11 responses to “Fiction Rule of Thumb”

  1. Todd says:

    "Rose is a rose is a rose is a rose."

  2. RevFisk says:

    I haven't LoL in a long time. Thx! XD

  3. Nick Lannon says:

    Don't let fantasy fans see this one…!

  4. Bonnie says:

    I was just going to say the same thing, Nick! LOTR fans will NOT be happy!

  5. StampDawg says:

    Well, remember that the curve approaches but doesn't touch zero. So while it may be improbable that a novel with a gazillion made up words is good, it's possible.
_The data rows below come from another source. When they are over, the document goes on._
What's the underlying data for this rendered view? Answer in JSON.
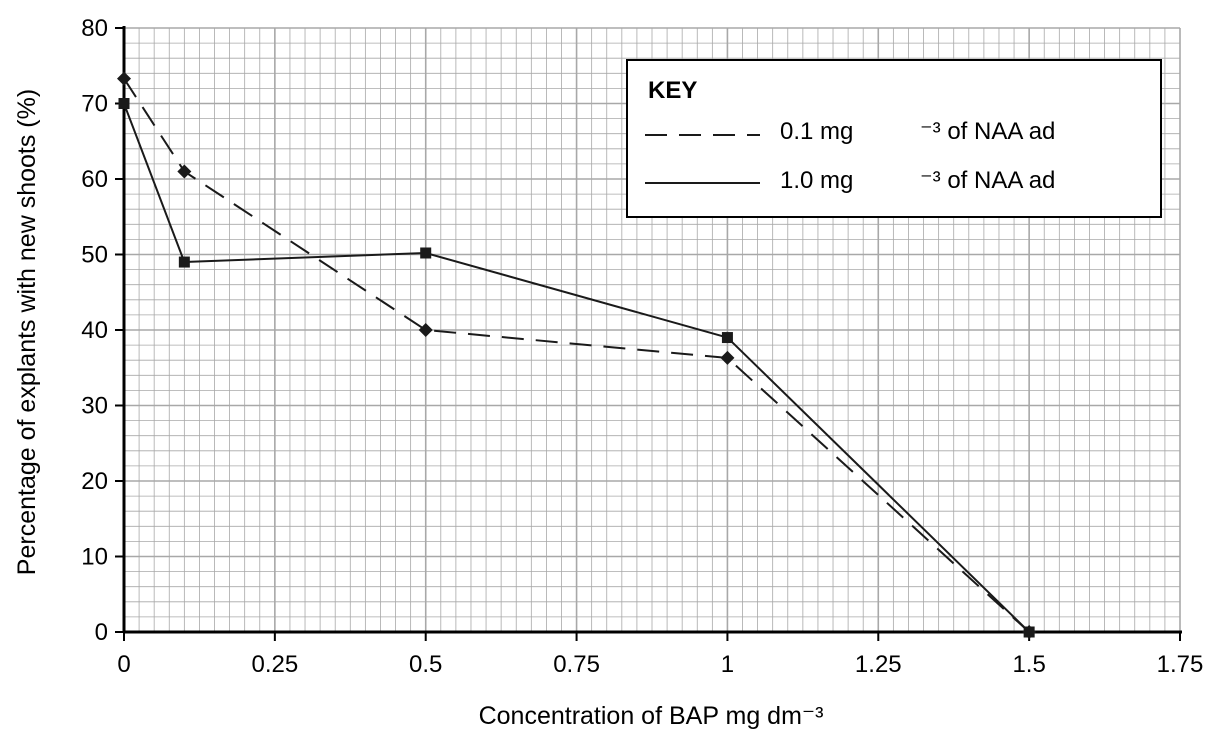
{
  "chart_data": {
    "type": "line",
    "xlabel": "Concentration of BAP mg dm⁻³",
    "ylabel": "Percentage of explants with new shoots (%)",
    "xlim": [
      0,
      1.75
    ],
    "ylim": [
      0,
      80
    ],
    "x_ticks": [
      0,
      0.25,
      0.5,
      0.75,
      1,
      1.25,
      1.5,
      1.75
    ],
    "x_tick_labels": [
      "0",
      "0.25",
      "0.5",
      "0.75",
      "1",
      "1.25",
      "1.5",
      "1.75"
    ],
    "y_ticks": [
      0,
      10,
      20,
      30,
      40,
      50,
      60,
      70,
      80
    ],
    "y_tick_labels": [
      "0",
      "10",
      "20",
      "30",
      "40",
      "50",
      "60",
      "70",
      "80"
    ],
    "grid": "minor and major gridlines on",
    "legend": {
      "title": "KEY",
      "placement": "top-right",
      "entries": [
        {
          "series_index": 0,
          "prefix": "0.1 mg",
          "suffix": "⁻³ of NAA ad"
        },
        {
          "series_index": 1,
          "prefix": "1.0 mg",
          "suffix": "⁻³ of NAA ad"
        }
      ]
    },
    "series": [
      {
        "line_style": "dashed",
        "marker": "diamond",
        "x": [
          0,
          0.1,
          0.5,
          1,
          1.5
        ],
        "y": [
          73.3,
          61,
          40,
          36.3,
          0
        ]
      },
      {
        "line_style": "solid",
        "marker": "square",
        "x": [
          0,
          0.1,
          0.5,
          1,
          1.5
        ],
        "y": [
          70,
          49,
          50.2,
          39,
          0
        ]
      }
    ],
    "colors": {
      "line": "#1a1a1a",
      "grid": "#a8a8a8",
      "axis": "#000000",
      "background": "#ffffff"
    }
  }
}
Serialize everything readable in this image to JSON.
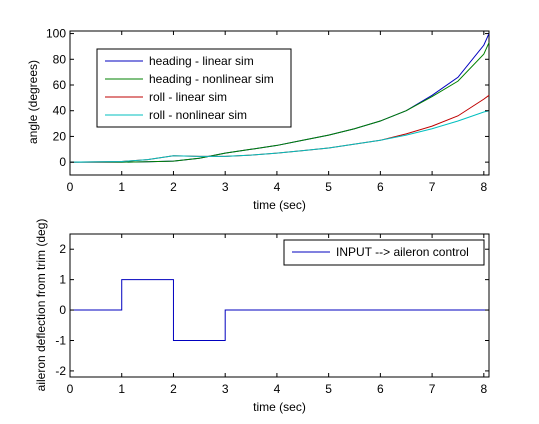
{
  "chart_data": [
    {
      "type": "line",
      "xlabel": "time (sec)",
      "ylabel": "angle (degrees)",
      "xlim": [
        0,
        8.1
      ],
      "ylim": [
        -10,
        102
      ],
      "xticks": [
        0,
        1,
        2,
        3,
        4,
        5,
        6,
        7,
        8
      ],
      "yticks": [
        0,
        20,
        40,
        60,
        80,
        100
      ],
      "grid": false,
      "legend_position": "top-left",
      "series": [
        {
          "name": "heading - linear sim",
          "color": "#0000bf",
          "points": [
            [
              0,
              0
            ],
            [
              1,
              0
            ],
            [
              1.5,
              0.3
            ],
            [
              2,
              0.8
            ],
            [
              2.5,
              3
            ],
            [
              3,
              7
            ],
            [
              3.5,
              10
            ],
            [
              4,
              13
            ],
            [
              4.5,
              17
            ],
            [
              5,
              21
            ],
            [
              5.5,
              26
            ],
            [
              6,
              32
            ],
            [
              6.5,
              40
            ],
            [
              7,
              52
            ],
            [
              7.5,
              66
            ],
            [
              8,
              91
            ],
            [
              8.1,
              100
            ]
          ]
        },
        {
          "name": "heading - nonlinear sim",
          "color": "#008000",
          "points": [
            [
              0,
              0
            ],
            [
              1,
              0
            ],
            [
              1.5,
              0.3
            ],
            [
              2,
              0.8
            ],
            [
              2.5,
              3
            ],
            [
              3,
              7
            ],
            [
              3.5,
              10
            ],
            [
              4,
              13
            ],
            [
              4.5,
              17
            ],
            [
              5,
              21
            ],
            [
              5.5,
              26
            ],
            [
              6,
              32
            ],
            [
              6.5,
              40
            ],
            [
              7,
              51
            ],
            [
              7.5,
              63
            ],
            [
              8,
              84
            ],
            [
              8.1,
              93
            ]
          ]
        },
        {
          "name": "roll - linear sim",
          "color": "#bf0000",
          "points": [
            [
              0,
              0
            ],
            [
              1,
              0.5
            ],
            [
              1.5,
              2
            ],
            [
              2,
              5
            ],
            [
              2.5,
              4.5
            ],
            [
              3,
              4.5
            ],
            [
              3.5,
              5.5
            ],
            [
              4,
              7
            ],
            [
              4.5,
              9
            ],
            [
              5,
              11
            ],
            [
              5.5,
              14
            ],
            [
              6,
              17
            ],
            [
              6.5,
              22
            ],
            [
              7,
              28
            ],
            [
              7.5,
              36
            ],
            [
              8,
              49
            ],
            [
              8.1,
              52
            ]
          ]
        },
        {
          "name": "roll - nonlinear sim",
          "color": "#00bfbf",
          "points": [
            [
              0,
              0
            ],
            [
              1,
              0.5
            ],
            [
              1.5,
              2
            ],
            [
              2,
              5
            ],
            [
              2.5,
              4.5
            ],
            [
              3,
              4.5
            ],
            [
              3.5,
              5.5
            ],
            [
              4,
              7
            ],
            [
              4.5,
              9
            ],
            [
              5,
              11
            ],
            [
              5.5,
              14
            ],
            [
              6,
              17
            ],
            [
              6.5,
              21
            ],
            [
              7,
              26
            ],
            [
              7.5,
              32
            ],
            [
              8,
              39
            ],
            [
              8.1,
              40
            ]
          ]
        }
      ]
    },
    {
      "type": "line",
      "xlabel": "time (sec)",
      "ylabel": "aileron deflection from trim (deg)",
      "xlim": [
        0,
        8.1
      ],
      "ylim": [
        -2.2,
        2.5
      ],
      "xticks": [
        0,
        1,
        2,
        3,
        4,
        5,
        6,
        7,
        8
      ],
      "yticks": [
        -2,
        -1,
        0,
        1,
        2
      ],
      "grid": false,
      "legend_position": "top-right",
      "series": [
        {
          "name": "INPUT --> aileron control",
          "color": "#0000bf",
          "points": [
            [
              0,
              0
            ],
            [
              1,
              0
            ],
            [
              1,
              1
            ],
            [
              2,
              1
            ],
            [
              2,
              -1
            ],
            [
              3,
              -1
            ],
            [
              3,
              0
            ],
            [
              8.1,
              0
            ]
          ]
        }
      ]
    }
  ]
}
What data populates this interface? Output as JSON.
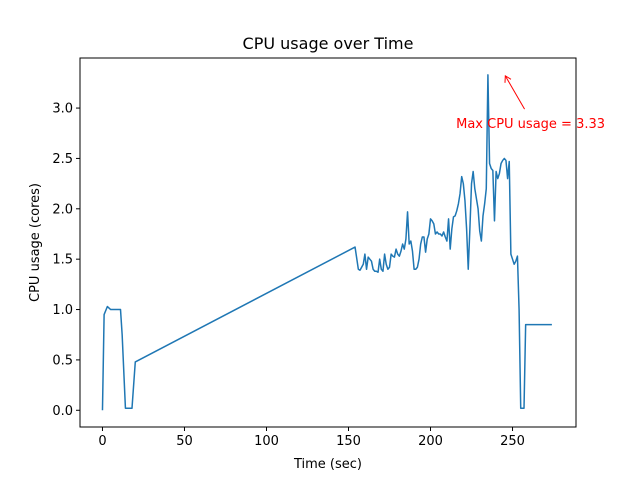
{
  "chart_data": {
    "type": "line",
    "title": "CPU usage over Time",
    "xlabel": "Time (sec)",
    "ylabel": "CPU usage (cores)",
    "xlim": [
      -13.7,
      288.7
    ],
    "ylim": [
      -0.166,
      3.497
    ],
    "x_ticks": [
      0,
      50,
      100,
      150,
      200,
      250
    ],
    "x_tick_labels": [
      "0",
      "50",
      "100",
      "150",
      "200",
      "250"
    ],
    "y_ticks": [
      0.0,
      0.5,
      1.0,
      1.5,
      2.0,
      2.5,
      3.0
    ],
    "y_tick_labels": [
      "0.0",
      "0.5",
      "1.0",
      "1.5",
      "2.0",
      "2.5",
      "3.0"
    ],
    "grid": false,
    "line_color": "#1f77b4",
    "annotation": {
      "text": "Max CPU usage = 3.33",
      "xy": [
        245,
        3.33
      ],
      "text_xy": [
        261,
        2.85
      ],
      "color": "#ff0000"
    },
    "series": [
      {
        "name": "CPU usage",
        "x": [
          0,
          1,
          3,
          5,
          7,
          9,
          11,
          12,
          14,
          16,
          18,
          20,
          154,
          156,
          157,
          159,
          160,
          161,
          162,
          163,
          164,
          165,
          166,
          167,
          168,
          169,
          170,
          171,
          172,
          173,
          174,
          175,
          176,
          177,
          178,
          179,
          180,
          181,
          182,
          183,
          184,
          185,
          186,
          187,
          188,
          189,
          190,
          191,
          192,
          193,
          194,
          195,
          196,
          197,
          198,
          199,
          200,
          201,
          202,
          203,
          204,
          205,
          206,
          207,
          208,
          209,
          210,
          211,
          212,
          213,
          214,
          215,
          216,
          217,
          218,
          219,
          220,
          221,
          222,
          223,
          224,
          225,
          226,
          227,
          228,
          229,
          230,
          231,
          232,
          233,
          234,
          235,
          236,
          237,
          238,
          239,
          240,
          241,
          242,
          243,
          244,
          245,
          246,
          247,
          248,
          249,
          250,
          251,
          252,
          253,
          254,
          255,
          256,
          257,
          258,
          259,
          260,
          261,
          262,
          263,
          264,
          265,
          266,
          267,
          268,
          269,
          270,
          271,
          272,
          273,
          274
        ],
        "y": [
          0.0,
          0.95,
          1.03,
          1.0,
          1.0,
          1.0,
          1.0,
          0.75,
          0.02,
          0.02,
          0.02,
          0.48,
          1.62,
          1.4,
          1.39,
          1.45,
          1.55,
          1.4,
          1.52,
          1.5,
          1.48,
          1.4,
          1.38,
          1.38,
          1.37,
          1.5,
          1.4,
          1.38,
          1.55,
          1.45,
          1.4,
          1.42,
          1.55,
          1.53,
          1.52,
          1.6,
          1.55,
          1.53,
          1.58,
          1.65,
          1.6,
          1.7,
          1.97,
          1.65,
          1.68,
          1.58,
          1.4,
          1.4,
          1.42,
          1.5,
          1.65,
          1.72,
          1.72,
          1.57,
          1.7,
          1.75,
          1.9,
          1.88,
          1.85,
          1.75,
          1.77,
          1.75,
          1.75,
          1.73,
          1.77,
          1.72,
          1.68,
          1.9,
          1.6,
          1.8,
          1.92,
          1.93,
          1.98,
          2.05,
          2.15,
          2.32,
          2.25,
          2.08,
          1.8,
          1.4,
          1.8,
          2.25,
          2.37,
          2.2,
          2.1,
          2.0,
          1.78,
          1.68,
          1.93,
          2.05,
          2.2,
          3.33,
          2.45,
          2.4,
          2.38,
          1.88,
          2.37,
          2.3,
          2.35,
          2.45,
          2.48,
          2.5,
          2.48,
          2.3,
          2.47,
          1.55,
          1.5,
          1.45,
          1.48,
          1.53,
          1.0,
          0.02,
          0.02,
          0.02,
          0.85,
          0.85,
          0.85,
          0.85,
          0.85,
          0.85,
          0.85,
          0.85,
          0.85,
          0.85,
          0.85,
          0.85,
          0.85,
          0.85,
          0.85,
          0.85,
          0.85
        ]
      }
    ]
  }
}
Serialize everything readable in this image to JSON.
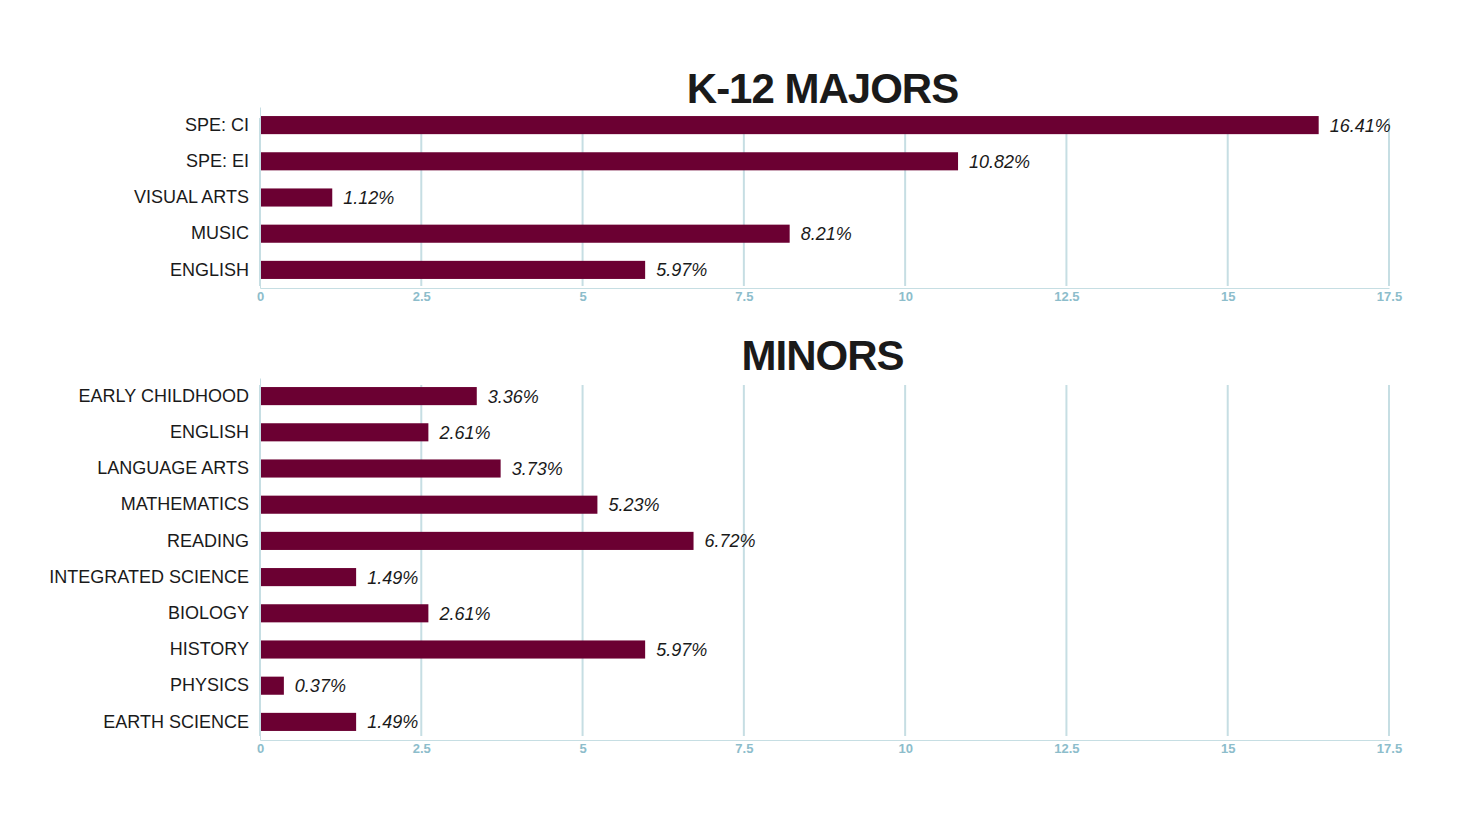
{
  "chart_data": [
    {
      "type": "bar",
      "title": "K-12 MAJORS",
      "orientation": "horizontal",
      "categories": [
        "SPE: CI",
        "SPE: EI",
        "VISUAL ARTS",
        "MUSIC",
        "ENGLISH"
      ],
      "values": [
        16.41,
        10.82,
        1.12,
        8.21,
        5.97
      ],
      "value_labels": [
        "16.41%",
        "10.82%",
        "1.12%",
        "8.21%",
        "5.97%"
      ],
      "color": "#6b0032",
      "xlim": [
        0,
        17.5
      ],
      "xticks": [
        0,
        2.5,
        5,
        7.5,
        10,
        12.5,
        15,
        17.5
      ],
      "grid": true,
      "data_labels": true
    },
    {
      "type": "bar",
      "title": "MINORS",
      "orientation": "horizontal",
      "categories": [
        "EARLY CHILDHOOD",
        "ENGLISH",
        "LANGUAGE ARTS",
        "MATHEMATICS",
        "READING",
        "INTEGRATED SCIENCE",
        "BIOLOGY",
        "HISTORY",
        "PHYSICS",
        "EARTH SCIENCE"
      ],
      "values": [
        3.36,
        2.61,
        3.73,
        5.23,
        6.72,
        1.49,
        2.61,
        5.97,
        0.37,
        1.49
      ],
      "value_labels": [
        "3.36%",
        "2.61%",
        "3.73%",
        "5.23%",
        "6.72%",
        "1.49%",
        "2.61%",
        "5.97%",
        "0.37%",
        "1.49%"
      ],
      "color": "#6b0032",
      "xlim": [
        0,
        17.5
      ],
      "xticks": [
        0,
        2.5,
        5,
        7.5,
        10,
        12.5,
        15,
        17.5
      ],
      "grid": true,
      "data_labels": true
    }
  ]
}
    So Tolkien is covered.

    Anyway, in the LOTR and the Hobbit Tolkien generally doesn't make up words, except for place names (Mordor, Gondor, etc.) and of course people names. There's a few beasties he makes up (orcs, hobbits) but largely his world is constructed with English words that most everyone knows.

    It's the BAD fantasy novels (and Lord knows they are legion) that make up words by the boatload.

  6. Jeff Hual says:

    I'm reminded of the South Park episode with the alien "Marclars", who call everything Marclar…Such as, "Hey, Marclar, put the Marclar in the Marclar, and then get in the Marclar, so that we can go back to Marclar…"

    Does anyone else remember that? OK, it's just me. Anyway…

  7. Stephanie says:

    It should be noted that on the actual XKCD site the mouseover text exempts Lewis Carroll and Tolkien.

  8. Wenatchee the Hatchet says:

    Considering that it's XKCD it's not surprise the only two exemptions are those two authors. 🙂 Both authors were men who by training had technical and theoretical grounds for understanding WHEN it was okay to use made up words. Then at the other end of things there is, I suppose, A Clockwork Orange?

  9. Michael Cooper says:

    Like Picasso, who was trained in classical technique, you have to understand the tradition to tweak it or even turn it on its head. Same thing goes for language. You have to understand the real ones first before you can make up your own. Also, this making up of words for its own sake (which is what I think Stampdog is talking about here) reminds me of Coleridge's distinction between "fancy" and "imagination." For Tolkien and Carroll this activity was an integral part of an imaginative whole, whereas in bad writing it is just "fanciful" window dressing to dress up a thin work to "look like" it actually has some imaginative weight.

  10. Colton says:

    Is Harry Potter exempted or indicted?

  11. Wenatchee the Hatchet says:

    It's true across the art forms that busting the rules only works after you have shown that you understand why the old rules were ever formed. This has not only been the case recently but in earlier epochs of art. Beethoven had to master the forms established by Haydn before he could innovate with them. Debussy mastered the post-Romantic idiom and post-Wagnerian style of the time before rejecting it. It's a common and often dangerously oversimplified complaint about modern arts that they don't know what rules they are breaking but there is something to it. What some of the more pious cranks don't always appreciate is that some of the farthest out in, say, the musical avant garde, came from the Orthodox and Catholic traditions (e.g. Webern, Messiaen, Stravinsky, Penderecki). Penderecki could employ all the harshest devices in the musical avant garde and have it make sense because he used it to narrate the passion of Christ–the breaking of the musical rules at every level worked because he was not breaking any narrative arc depicting the depths of suffering Christ endured for our sake. Confronting the depth of our capacity to harm each other is why Bach's Matthew Passion and Penderecki's Luke Passion are both worth regularly revisiting.

    Jeff, I vaguely remember that South Park episode but it's a dim memory compared to Woodland Critter Christmas.